Up until now, we’ve looked at indicators that mainly focus on catching the beginning of new trends. Although it is important to be able to identify new trends, it is equally important to be able to identify where a trend ends. After all, what good is a well-timed entry without a well-timed exit?
One indicator that can help us determine where a trend might be ending is the Parabolic SAR (Stop And Reversal). A Parabolic SAR places dots, or points, on a chart that indicate potential reversals in price movement.
From the image above, you can see that the dots shift from being below the candles during the uptrend to above the candles when the trend reverses into a downtrend.

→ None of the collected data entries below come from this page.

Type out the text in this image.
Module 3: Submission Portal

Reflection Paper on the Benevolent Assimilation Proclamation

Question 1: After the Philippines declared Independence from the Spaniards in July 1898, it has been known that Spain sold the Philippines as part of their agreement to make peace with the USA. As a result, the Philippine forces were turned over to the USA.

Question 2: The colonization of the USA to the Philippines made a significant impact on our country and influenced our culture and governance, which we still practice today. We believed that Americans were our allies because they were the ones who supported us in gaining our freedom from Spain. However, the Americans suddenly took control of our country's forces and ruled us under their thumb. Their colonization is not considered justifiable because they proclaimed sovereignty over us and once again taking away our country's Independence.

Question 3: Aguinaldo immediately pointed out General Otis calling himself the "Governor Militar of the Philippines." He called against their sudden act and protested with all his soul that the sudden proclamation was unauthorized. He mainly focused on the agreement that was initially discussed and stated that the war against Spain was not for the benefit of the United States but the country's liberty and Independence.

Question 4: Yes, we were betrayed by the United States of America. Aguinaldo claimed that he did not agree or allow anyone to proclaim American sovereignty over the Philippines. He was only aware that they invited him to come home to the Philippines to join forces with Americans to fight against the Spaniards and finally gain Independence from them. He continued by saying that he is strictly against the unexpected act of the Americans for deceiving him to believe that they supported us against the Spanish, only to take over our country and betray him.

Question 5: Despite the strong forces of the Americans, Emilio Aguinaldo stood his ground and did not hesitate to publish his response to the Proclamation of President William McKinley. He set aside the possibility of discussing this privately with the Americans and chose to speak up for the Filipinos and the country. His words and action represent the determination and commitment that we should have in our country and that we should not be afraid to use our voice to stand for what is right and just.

How to Trade Using Parabolic SAR
The nice thing about the Parabolic SAR is that it is really simple to use. We mean REALLY simple.
Basically, when the dots are below the candles, it is a buy signal.
When the dots are above the candles, it is a sell signal.
Yes, we thought so.
This is probably the easiest indicator to interpret because it assumes that the price is either going up or down. With that said, this tool is best used in markets that are trending, and that have long rallies and downturns.
You DON’T want to use this tool in a choppy market where the price movement is sideways.
Using Parabolic SAR to exit trades
You can also use Parabolic SAR to help you determine whether you should close your trade or not.
Check out how the Parabolic SAR worked as an exit signal in EUR/USD’s daily chart above.
When EUR/USD started sliding down in late April, it seemed like it would just keep droppin’ like it’s hot. A trader who was able to short this pair has probably wondered how low it can go.
In early June, three dots formed at the bottom of the price, suggesting that the downtrend was over and that it was time to exit those shorts.
If you stubbornly decided to hold on to that trade thinking that EUR/USD would resume its drop, you would’ve probably erased all those winnings since the pair eventually climbed back near 1.3500.